Procedure 87 Four-Corner Fusion
See Video 65: 4-Corner Fusion Using Kirschner Wires
Examination/Imaging
Imaging
Plain radiographs are usually sufficient for diagnosis. SLAC wrist, stage 3, demonstrates abnormal position of the scaphoid, scapholunate widening, radioscaphoid degenerative change and midcarpal arthrosis (Fig. 87-1).
In cases in which there is uncertainty about the status of the radiolunate joint, advanced imaging (computed tomography) may be used.
Surgical Anatomy
In either SLAC or SNAC, there will be widening at the scapholunate interval.
Significant scaphoid flexion, lunate extension, and dorsal lunate prominence develop.
Radioscaphoid degenerative change with styloid prominence and osteophytes is noted.
Proximal scaphoid pole necrosis and/or arthrosis is present (Fig. 87-2).
Scaphotrapeziotrapezoid arthrosis may be present.
The dorsal ligaments of the wrist—dorsal radiocarpal (DRC) and dorsal intercarpal (DIC)—have a conjoined insertion on the triquetrum. They provide the capsulotomy landmarks for wrist exposure.
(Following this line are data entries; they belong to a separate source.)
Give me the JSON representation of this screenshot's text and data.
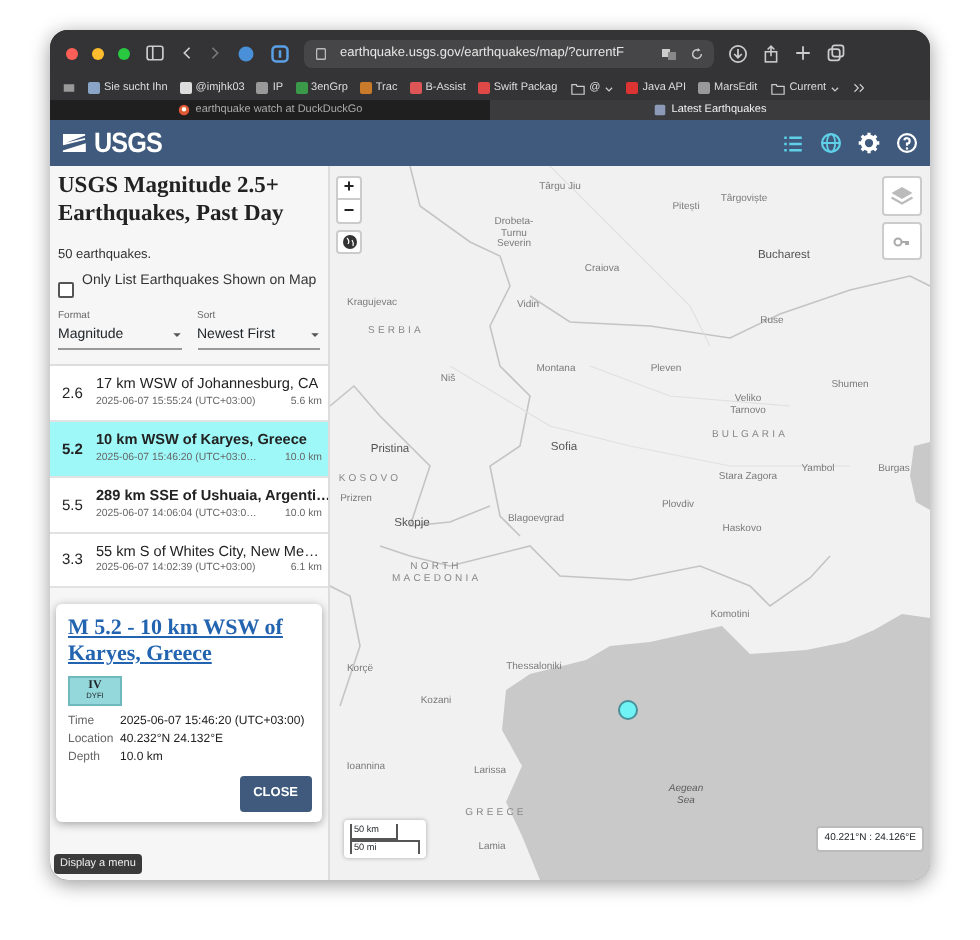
{
  "browser": {
    "url": "earthquake.usgs.gov/earthquakes/map/?currentF",
    "bookmarks": [
      {
        "label": "Sie sucht Ihn",
        "kind": "link"
      },
      {
        "label": "@imjhk03",
        "kind": "link"
      },
      {
        "label": "IP",
        "kind": "link"
      },
      {
        "label": "3enGrp",
        "kind": "link"
      },
      {
        "label": "Trac",
        "kind": "link"
      },
      {
        "label": "B-Assist",
        "kind": "link"
      },
      {
        "label": "Swift Packag",
        "kind": "link"
      },
      {
        "label": "@",
        "kind": "folder"
      },
      {
        "label": "Java API",
        "kind": "link"
      },
      {
        "label": "MarsEdit",
        "kind": "link"
      },
      {
        "label": "Current",
        "kind": "folder"
      }
    ],
    "tabs": [
      {
        "title": "earthquake watch at DuckDuckGo",
        "selected": false
      },
      {
        "title": "Latest Earthquakes",
        "selected": true
      }
    ]
  },
  "header": {
    "logo": "USGS",
    "views": [
      {
        "kind": "list",
        "active": true
      },
      {
        "kind": "map",
        "active": true
      },
      {
        "kind": "settings",
        "active": false
      },
      {
        "kind": "help",
        "active": false
      }
    ]
  },
  "panel": {
    "title": "USGS Magnitude 2.5+ Earthquakes, Past Day",
    "count": "50 earthquakes.",
    "filter": {
      "label": "Only List Earthquakes Shown on Map",
      "checked": false
    },
    "format": {
      "label": "Format",
      "value": "Magnitude"
    },
    "sort": {
      "label": "Sort",
      "value": "Newest First"
    }
  },
  "earthquakes": [
    {
      "mag": "2.6",
      "place": "17 km WSW of Johannesburg, CA",
      "time": "2025-06-07 15:55:24 (UTC+03:00)",
      "depth": "5.6 km",
      "selected": false
    },
    {
      "mag": "5.2",
      "place": "10 km WSW of Karyes, Greece",
      "time": "2025-06-07 15:46:20 (UTC+03:0…",
      "depth": "10.0 km",
      "selected": true
    },
    {
      "mag": "5.5",
      "place": "289 km SSE of Ushuaia, Argenti…",
      "time": "2025-06-07 14:06:04 (UTC+03:0…",
      "depth": "10.0 km",
      "selected": false
    },
    {
      "mag": "3.3",
      "place": "55 km S of Whites City, New Me…",
      "time": "2025-06-07 14:02:39 (UTC+03:00)",
      "depth": "6.1 km",
      "selected": false
    }
  ],
  "popup": {
    "title": "M 5.2 - 10 km WSW of Karyes, Greece",
    "intensity": "IV",
    "intensity_source": "DYFI",
    "fields": [
      {
        "label": "Time",
        "value": "2025-06-07 15:46:20 (UTC+03:00)"
      },
      {
        "label": "Location",
        "value": "40.232°N 24.132°E"
      },
      {
        "label": "Depth",
        "value": "10.0 km"
      }
    ],
    "close": "CLOSE"
  },
  "tooltip": "Display a menu",
  "map": {
    "labels": [
      {
        "text": "Târgu Jiu",
        "kind": "city"
      },
      {
        "text": "Pitești",
        "kind": "city"
      },
      {
        "text": "Târgoviște",
        "kind": "city"
      },
      {
        "text": "Drobeta-Turnu Severin",
        "kind": "city"
      },
      {
        "text": "Craiova",
        "kind": "city"
      },
      {
        "text": "Bucharest",
        "kind": "capital"
      },
      {
        "text": "Kragujevac",
        "kind": "city"
      },
      {
        "text": "SERBIA",
        "kind": "country"
      },
      {
        "text": "Vidin",
        "kind": "city"
      },
      {
        "text": "Ruse",
        "kind": "city"
      },
      {
        "text": "Montana",
        "kind": "city"
      },
      {
        "text": "Pleven",
        "kind": "city"
      },
      {
        "text": "Shumen",
        "kind": "city"
      },
      {
        "text": "Niš",
        "kind": "city"
      },
      {
        "text": "Veliko Tarnovo",
        "kind": "city"
      },
      {
        "text": "BULGARIA",
        "kind": "country"
      },
      {
        "text": "Pristina",
        "kind": "capital"
      },
      {
        "text": "Sofia",
        "kind": "capital"
      },
      {
        "text": "KOSOVO",
        "kind": "country"
      },
      {
        "text": "Prizren",
        "kind": "city"
      },
      {
        "text": "Stara Zagora",
        "kind": "city"
      },
      {
        "text": "Yambol",
        "kind": "city"
      },
      {
        "text": "Burgas",
        "kind": "city"
      },
      {
        "text": "Skopje",
        "kind": "capital"
      },
      {
        "text": "Blagoevgrad",
        "kind": "city"
      },
      {
        "text": "Plovdiv",
        "kind": "city"
      },
      {
        "text": "Haskovo",
        "kind": "city"
      },
      {
        "text": "NORTH MACEDONIA",
        "kind": "country"
      },
      {
        "text": "Komotini",
        "kind": "city"
      },
      {
        "text": "Korçë",
        "kind": "city"
      },
      {
        "text": "Thessaloniki",
        "kind": "city"
      },
      {
        "text": "Kozani",
        "kind": "city"
      },
      {
        "text": "Ioannina",
        "kind": "city"
      },
      {
        "text": "Larissa",
        "kind": "city"
      },
      {
        "text": "GREECE",
        "kind": "country"
      },
      {
        "text": "Aegean Sea",
        "kind": "sea"
      },
      {
        "text": "Lamia",
        "kind": "city"
      }
    ],
    "zoom_in": "+",
    "zoom_out": "−",
    "scale": [
      "50 km",
      "50 mi"
    ],
    "coordinates": "40.221°N : 24.126°E"
  }
}
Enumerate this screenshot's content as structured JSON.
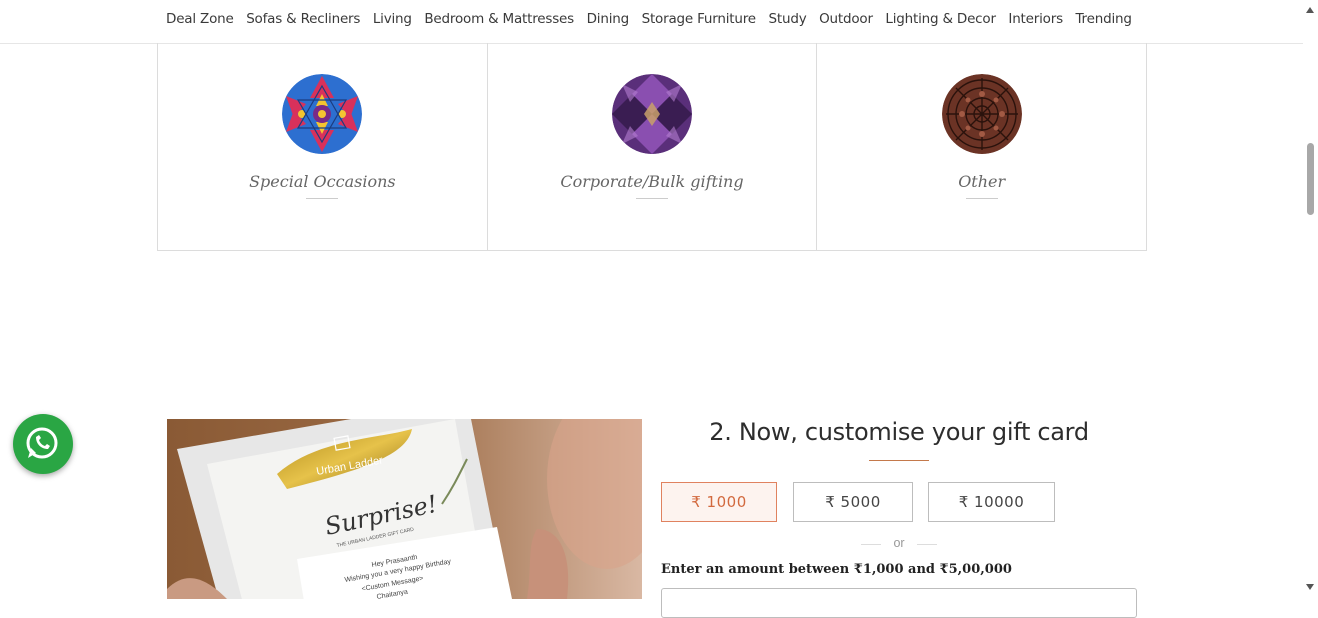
{
  "nav": {
    "items": [
      "Deal Zone",
      "Sofas & Recliners",
      "Living",
      "Bedroom & Mattresses",
      "Dining",
      "Storage Furniture",
      "Study",
      "Outdoor",
      "Lighting & Decor",
      "Interiors",
      "Trending"
    ]
  },
  "occasions": [
    {
      "label": "Special Occasions",
      "icon": "kaleidoscope-blue-pattern"
    },
    {
      "label": "Corporate/Bulk gifting",
      "icon": "kaleidoscope-purple-pattern"
    },
    {
      "label": "Other",
      "icon": "kaleidoscope-brown-pattern"
    }
  ],
  "customise": {
    "heading": "2. Now, customise your gift card",
    "amounts": [
      "₹ 1000",
      "₹ 5000",
      "₹ 10000"
    ],
    "selected_amount": "₹ 1000",
    "or_text": "or",
    "amount_hint": "Enter an amount between ₹1,000 and  ₹5,00,000",
    "amount_input_value": ""
  },
  "gift_card_image": {
    "brand": "Urban Ladder",
    "title": "Surprise!",
    "subtitle": "THE URBAN LADDER GIFT CARD",
    "greeting": "Hey Prasaanth",
    "message": "Wishing you a very happy Birthday",
    "custom_message": "<Custom Message>",
    "signature": "Chaitanya"
  },
  "colors": {
    "accent": "#d2693e",
    "whatsapp": "#2aa644",
    "selected_bg": "#fdf3ef"
  }
}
The volar extrinsic ligaments (radioscaphocapitate, short and long radiolunate) originate from the volar radius and extend obliquely to the carpus. These should be respected during scaphoid excision (Fig. 87-3).
Exposures
A dorsal midline incision centered over the radiocarpal joint is used.
Thick flaps are elevated dorsal to the retinaculum, keeping cutaneous nerves within these flaps.
The retinaculum over the third dorsal compartment is incised.
Retinacular flaps are raised, exposing the second through fifth compartments (Fig. 87-4).
The extensor tendons are retracted using retractors placed between the second and fourth compartments.
A posterior interosseous neurectomy is performed.
A capsulotomy is performed by dividing the dorsal capsule along the dorsal intercarpal and dorsal radiocarpal ligaments (Fig. 87-5). The flap is elevated off the dorsum of the triquetrum and reflected, keeping it radially based (Fig. 87-6).